Así nacieron, a partir de 1901, los Premio Nobel para química, física, medicina y literatura. Así nació también el Premio Nobel de la Paz. Y a partir de 1969, cuando el neoliberalismo asomaba elevando la economía al top ten de las ciencias, nació el Nobel de Economía.

Hoy son premios muy famosos y respetados por la cultura de Occidente. Son también un buen argumento para aquellos que creen que las cosas horribles pueden transformarse en cosas bellas, siempre que sepamos ingeniárnosla para armar una buena cadena de valor que lave culpas y reparta beneficios, como el caso de la cadena explosivo-muerte-dinero-premios-progreso.

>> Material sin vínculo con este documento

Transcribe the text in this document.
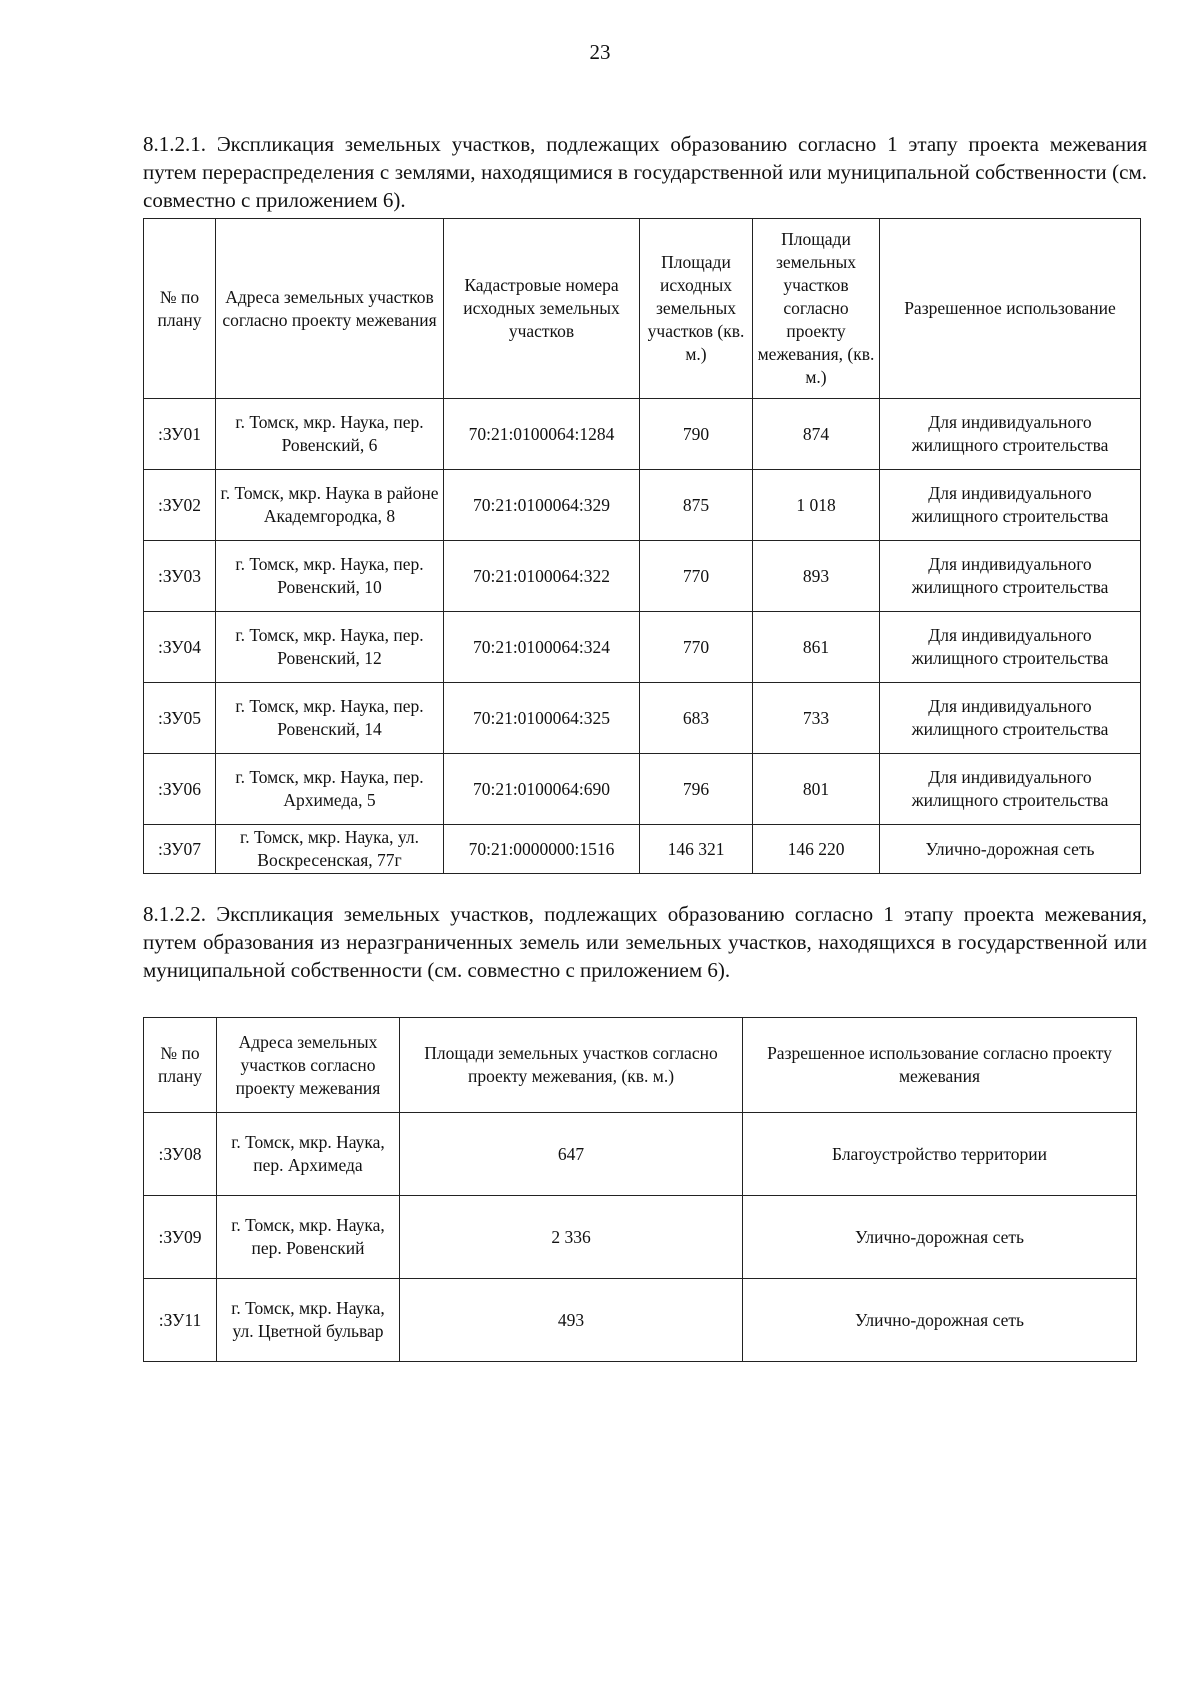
23

8.1.2.1. Экспликация земельных участков, подлежащих образованию согласно 1 этапу проекта межевания путем перераспределения с землями, находящимися в государственной или муниципальной собственности (см. совместно с приложением 6).

№ по плану	Адреса земельных участков согласно проекту межевания	Кадастровые номера исходных земельных участков	Площади исходных земельных участков (кв. м.)	Площади земельных участков согласно проекту межевания, (кв. м.)	Разрешенное использование
:ЗУ01	г. Томск, мкр. Наука, пер. Ровенский, 6	70:21:0100064:1284	790	874	Для индивидуального жилищного строительства
:ЗУ02	г. Томск, мкр. Наука в районе Академгородка, 8	70:21:0100064:329	875	1 018	Для индивидуального жилищного строительства
:ЗУ03	г. Томск, мкр. Наука, пер. Ровенский, 10	70:21:0100064:322	770	893	Для индивидуального жилищного строительства
:ЗУ04	г. Томск, мкр. Наука, пер. Ровенский, 12	70:21:0100064:324	770	861	Для индивидуального жилищного строительства
:ЗУ05	г. Томск, мкр. Наука, пер. Ровенский, 14	70:21:0100064:325	683	733	Для индивидуального жилищного строительства
:ЗУ06	г. Томск, мкр. Наука, пер. Архимеда, 5	70:21:0100064:690	796	801	Для индивидуального жилищного строительства
:ЗУ07	г. Томск, мкр. Наука, ул. Воскресенская, 77г	70:21:0000000:1516	146 321	146 220	Улично-дорожная сеть

8.1.2.2. Экспликация земельных участков, подлежащих образованию согласно 1 этапу проекта межевания, путем образования из неразграниченных земель или земельных участков, находящихся в государственной или муниципальной собственности (см. совместно с приложением 6).

№ по плану	Адреса земельных участков согласно проекту межевания	Площади земельных участков согласно проекту межевания, (кв. м.)	Разрешенное использование согласно проекту межевания
:ЗУ08	г. Томск, мкр. Наука, пер. Архимеда	647	Благоустройство территории
:ЗУ09	г. Томск, мкр. Наука, пер. Ровенский	2 336	Улично-дорожная сеть
:ЗУ11	г. Томск, мкр. Наука, ул. Цветной бульвар	493	Улично-дорожная сеть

Como tantas cosas que admiramos, los Premios Nobel amasan lo bueno, lo malo y lo feo, con tal de hornear un budín que traerá “progreso y bienestar para la humanidad”. Basta ver algunos de los personajes distinguidos con el Nobel de La Paz: Henry Kissinger, Marthin Luther King, Adolfo Pérez Esquivel, Dalai Lama, La Cruz Roja Internacional, Mijail Gorvachov, Rigoberta Manchú, Nelson Mandela, Yasir Arafat, American Friends Service, Jimmy Carter y Barack Obama, para notar la mezcla de pacifistas y guerreros. Lo cierto es que en todos los casos se premiaron los fines que, como toda utopía, nunca llegaron. Para los medios, que llegan todos los días y son los que en realidad afectan nuestras vidas, no hubo premios ni castigos.

Pero no seamos injustos con Nobel y las mentes brillantes que fueron premiadas.

El progreso, ya sea hacia un capitalismo individualista o un socialismo solidario, ha sabido bendecir todos los caminos, atajos, tácticas y estrategias.

El paradigma de que los fines justifican los medios, tal vez el virus más potente con que cuenta la modernidad para reproducirse, recibe el reconocimiento de conservadores, demócratas, izquierdas, derechas, religiones y progresismos diversos.

Si hacemos un zoom desde los Nobel hasta nuestra realidad cotidiana, podemos ver que nos hemos acostumbrado a pelearnos a muerte por la disputa sobre el modelo de país, el programa que vendrá o la utopía deseada, pero luego se comparte la forma o los medios con los que todos los días entramos a las trincheras y aseguramos que, obtenido el triunfo, cambiaremos rápidamente el traje de combate por otro de primera comunión.

La realidad parece desmentir la sinceridad de este cambio de prendas, simplemente porque el cuerpo y el alma siguen siendo los mismos y, lo que es peor, la trinchera en vez de purificarlos lo contaminan.

¿Acaso podemos ser lo que no aprendimos en el hacer?

¿No será que los medios van definiendo los fines?

¿No será que la forma en cómo nos comportamos en el diario vivir va construyendo la persona que somos y la sociedad que deseamos?

¿Por qué esperar que ciudadanos que viven como ricos actúen en favor de los pobres? ¿Por qué esperar que dirigentes y partidos autoritarios se conviertan en demócratas? ¿Por qué esperar que consumidores individualistas se conviertan en ciudadanos solidarios?

Renegamos del pensamiento mágico, pero terminamos aplicándolo cuando se trata del comportamiento humano.

Esto nos convoca a replantear la vieja pregunta: ¿Cómo se construye lo nuevo? ¿No será que mezclar lo bueno, lo malo y lo feo, si bien se presenta como el camino más corto, al final resulta un camino sin fin con eternos retornos?

* Escritor y periodista. Ex Coordinador NOA del INTI. Integrante del Instituto de Producción Popular.